Artificial intelligence and rehabilitation medicine: the revolution has begun
Artificial intelligence (AI) is already a concrete reality at ISICO, where it is actively used in daily clinical practice, as a research tool in studies published in scientific journals, and as part of the European PREPARE project, in which our institute is a partner. AI is fundamentally transforming the work of rehabilitation professionals, opening up new possibilities in early diagnosis, patient monitoring, treatment personalisation, and therapeutic education.
The potential of AI is immense. In a context where the volume of clinical, instrumental and functional data is growing exponentially, intelligent algorithms allow for the rapid and efficient analysis of this information, turning it into tangible support for clinical decision-making.

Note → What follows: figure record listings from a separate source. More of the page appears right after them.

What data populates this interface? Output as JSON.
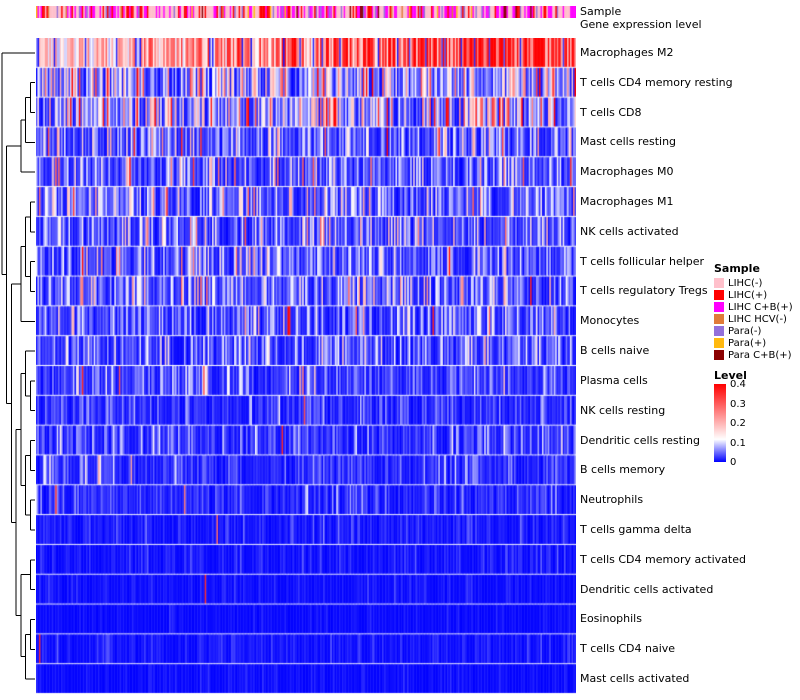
{
  "annotations": {
    "sample_label": "Sample",
    "expression_label": "Gene expression level",
    "expression_color": "#7dce8"
  },
  "chart_data": {
    "type": "heatmap",
    "n_cols": 365,
    "colormap": {
      "low": "#0000ff",
      "mid": "#ffffff",
      "high": "#ff0000",
      "min": 0,
      "midpoint": 0.115,
      "max": 0.4
    },
    "rows": [
      {
        "label": "Macrophages M2",
        "mean": 0.27,
        "spike": 0.0,
        "trend": 0.9
      },
      {
        "label": "T cells CD4 memory resting",
        "mean": 0.1,
        "spike": 0.03,
        "trend": 0
      },
      {
        "label": "T cells CD8",
        "mean": 0.1,
        "spike": 0.02,
        "trend": 0
      },
      {
        "label": "Mast cells resting",
        "mean": 0.055,
        "spike": 0.02,
        "trend": 0
      },
      {
        "label": "Macrophages M0",
        "mean": 0.05,
        "spike": 0.03,
        "trend": 0
      },
      {
        "label": "Macrophages M1",
        "mean": 0.06,
        "spike": 0.01,
        "trend": 0
      },
      {
        "label": "NK cells activated",
        "mean": 0.055,
        "spike": 0.01,
        "trend": 0
      },
      {
        "label": "T cells follicular helper",
        "mean": 0.05,
        "spike": 0.008,
        "trend": 0
      },
      {
        "label": "T cells regulatory Tregs",
        "mean": 0.05,
        "spike": 0.008,
        "trend": 0
      },
      {
        "label": "Monocytes",
        "mean": 0.042,
        "spike": 0.01,
        "trend": 0
      },
      {
        "label": "B cells naive",
        "mean": 0.04,
        "spike": 0.006,
        "trend": 0
      },
      {
        "label": "Plasma cells",
        "mean": 0.035,
        "spike": 0.01,
        "trend": 0
      },
      {
        "label": "NK cells resting",
        "mean": 0.022,
        "spike": 0.004,
        "trend": 0
      },
      {
        "label": "Dendritic cells resting",
        "mean": 0.03,
        "spike": 0.004,
        "trend": 0
      },
      {
        "label": "B cells memory",
        "mean": 0.022,
        "spike": 0.004,
        "trend": 0
      },
      {
        "label": "Neutrophils",
        "mean": 0.02,
        "spike": 0.004,
        "trend": 0
      },
      {
        "label": "T cells gamma delta",
        "mean": 0.012,
        "spike": 0.002,
        "trend": 0
      },
      {
        "label": "T cells CD4 memory activated",
        "mean": 0.009,
        "spike": 0.002,
        "trend": 0
      },
      {
        "label": "Dendritic cells activated",
        "mean": 0.007,
        "spike": 0.001,
        "trend": 0
      },
      {
        "label": "Eosinophils",
        "mean": 0.005,
        "spike": 0.001,
        "trend": 0
      },
      {
        "label": "T cells CD4 naive",
        "mean": 0.009,
        "spike": 0.002,
        "trend": 0
      },
      {
        "label": "Mast cells activated",
        "mean": 0.005,
        "spike": 0.001,
        "trend": 0
      }
    ],
    "dendrogram": [
      0,
      [
        [
          [
            [
              1,
              2
            ],
            3
          ],
          4
        ],
        [
          [
            [
              [
                5,
                6
              ],
              [
                7,
                8
              ]
            ],
            9
          ],
          [
            [
              [
                10,
                [
                  11,
                  12
                ]
              ],
              [
                [
                  13,
                  14
                ],
                [
                  15,
                  16
                ]
              ]
            ],
            [
              [
                17,
                18
              ],
              [
                [
                  19,
                  20
                ],
                21
              ]
            ]
          ]
        ]
      ]
    ],
    "legend_sample": {
      "title": "Sample",
      "entries": [
        {
          "label": "LIHC(-)",
          "color": "#ffc0cb",
          "weight": 0.4
        },
        {
          "label": "LIHC(+)",
          "color": "#ff0000",
          "weight": 0.18
        },
        {
          "label": "LIHC C+B(+)",
          "color": "#ff00ff",
          "weight": 0.25
        },
        {
          "label": "LIHC HCV(-)",
          "color": "#e07b39",
          "weight": 0.02
        },
        {
          "label": "Para(-)",
          "color": "#9370db",
          "weight": 0.1
        },
        {
          "label": "Para(+)",
          "color": "#ffb90f",
          "weight": 0.03
        },
        {
          "label": "Para C+B(+)",
          "color": "#8b0000",
          "weight": 0.02
        }
      ]
    },
    "legend_level": {
      "title": "Level",
      "ticks": [
        "0.4",
        "0.3",
        "0.2",
        "0.1",
        "0"
      ],
      "max": 0.4,
      "min": 0
    }
  }
}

“We are only at the beginning of a transformation that will become increasingly far-reaching,” explains Francesco Negrini, physiatrist at ISICO and Associate Professor at the University of Insubria.
“Just as the first computers revolutionised our work in the 1980s, AI is set to become an indispensable tool in the daily work of clinicians.”
In recent years, research on AI in the medical field has accelerated dramatically. Between 2022 and 2023 alone, funding in this sector increased eightfold, reaching $25 billion. Applications range from imaging diagnostics and outcome prediction to motor rehabilitation support and functional assessment.
ISICO has contributed to this evolution. One example is a 2023 study on the use of AI to improve scoliosis screening. The team developed an algorithm capable of combining multiple variables (ATR, age, sex, BMI, family history, prominence height, curve location) to detect the condition early — going beyond the limitations of traditional tools like the scoliometer.
But AI’s applications in rehabilitation go far beyond scoliosis. Through data collection from wearable sensors, surface electromyography, and robotic devices, it is now possible to analyse patients’ movements in real time, support the monitoring of gait and speech disorders, classify levels of motor dysfunction, and adapt treatment plans in a truly personalised way.
At ISICO, AI is also used to enhance the patient experience through projects such as ISAIA (ISICO AI Assistant) — a virtual assistant designed to improve communication between clinicians and patients, answer frequently asked questions, and support the management of emails and FAQs. This approach helps maintain an informative and educational dialogue beyond the consultation, responding to patients’ ongoing concerns during treatment.
Another promising frontier is the integration of AI into telerehabilitation. Smartwatches and dedicated apps now make it possible to monitor home exercises with precision, optimising therapeutic pathways remotely. One recent study, for instance, demonstrated that AI could automatically recognise post-stroke rehabilitation exercises with over 99% accuracy.
Of course, with opportunity comes challenge. The handling of sensitive data, the lack of transparency in algorithms (often still “black boxes”), the risk of over-reliance on automated solutions, and the quality of training data are all critical issues requiring careful oversight and regulation. A responsible adoption of AI must be grounded in strong clinical supervision, ongoing human oversight, and the scientific quality of the sources used.
In conclusion, artificial intelligence will not replace clinicians — it will support them, helping them become more accurate, more efficient, and better equipped to offer truly personalised care.
At ISICO, that revolution has already begun.